The olive fly is no exception. B.oleae evolved to harbor a vertically transmit and obligate bacterial symbiont -Erwinia dacicola- which allows the insect to cope with the olive-plant produced defensive compound oleuropein (a bitter and otherwise toxic phenolic glycoside). Additionally, traditional microbiological approaches have identified other bacteria of the genera Bacillus, Lactobacillus, Micrococcus, Pseudomonas, Streptococcus, Citrobacter, Proteus, Providencia, Enterobacter, Hafnia, Klebsiella, Serratia, and Xanthomonas as associated with the olive fruit fly. Molecular analyses have established the consistent presence of Acetobacter tropicalis in olive fruit fly adults [16]. Indeed Erwinia dacicola is often accompanied by other bacteria, probably ephemeral symbionts and/or transient inhabitants of the gut, some of which might, nonetheless, play a role on the host homeostasis. The gut of larvae seem to show a reduced bacterial population suggesting that bacteria other than E.dacicola are poorly adapted to colonize the eggs or to propagate in the larval gut [17]. Even though B.oleae is rather unlike other fruit flies (in that it shows co-evolution with specific obligate symbiotic bacteria), it is also likely that the olive fly has retained some of the features of other close related Bractocera species. The sparse existing data suggest a succession of associated bacterial species depending on the insect maturation. In B.dorsalis, the bacteria diversity was similar across immature stages (eggs and larvae), but greatly differed from the pupal and adult stages; and closely related congeneric flies seem to share similar bacteria species [18]. Insect symbiotic bacteria have been shown to be able to play different roles than nutritional alone, from boosting host immune system to courtship and reproduction, going through roles such as supplementing oxygen or conferring resistance to chemicals [15, 18-21].

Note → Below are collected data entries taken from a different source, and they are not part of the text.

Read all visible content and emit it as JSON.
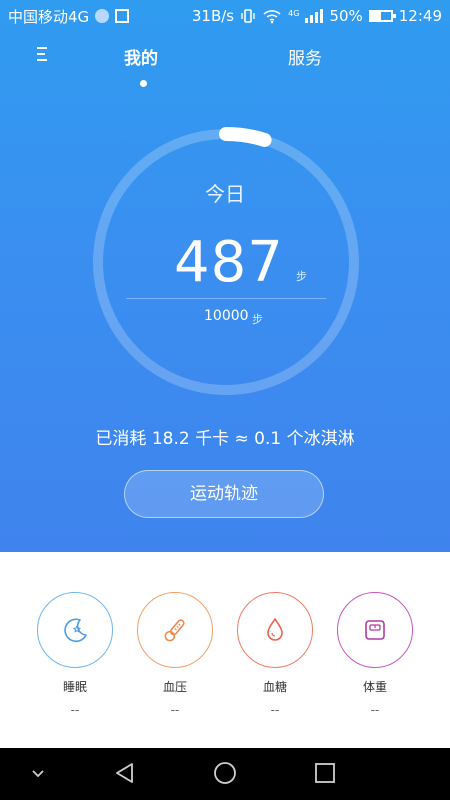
{
  "status_bar": {
    "carrier": "中国移动4G",
    "net_speed": "31B/s",
    "net_type": "4G",
    "battery": "50%",
    "battery_level": 0.5,
    "time": "12:49"
  },
  "tabs": [
    {
      "label": "我的",
      "active": true
    },
    {
      "label": "服务",
      "active": false
    }
  ],
  "steps": {
    "today_label": "今日",
    "count": "487",
    "unit": "步",
    "goal": "10000",
    "goal_unit": "步",
    "progress": 0.0487
  },
  "calorie_text": "已消耗 18.2 千卡 ≈ 0.1 个冰淇淋",
  "track_button": "运动轨迹",
  "metrics": [
    {
      "label": "睡眠",
      "value": "--",
      "icon": "moon-icon",
      "color": "#4a9be6"
    },
    {
      "label": "血压",
      "value": "--",
      "icon": "thermometer-icon",
      "color": "#ee8a4e"
    },
    {
      "label": "血糖",
      "value": "--",
      "icon": "blood-drop-icon",
      "color": "#e9634a"
    },
    {
      "label": "体重",
      "value": "--",
      "icon": "scale-icon",
      "color": "#b23aa8"
    }
  ],
  "nav_icons": [
    "chevron-down-icon",
    "back-icon",
    "home-icon",
    "recent-apps-icon"
  ]
}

Needless to say that many microorganisms cannot be classified exclusively as beneficial, harmless or deleterious because their impact on the insect can depend on circumstance. And it is that (in)balance that symbiosis-based strategies should explore. As an example of a possible target-specific strategy, the manipulation of engineered natural symbionts (bacteria) which will act as a Trojan horse is highly promising as these symbionts are capable of surviving inside the insect while carrying and expressing toxins. No doubt that a pre- requisite for developing a symbiotic control approach is the knowledge of the microbiota associated with the insect pest and its determinants.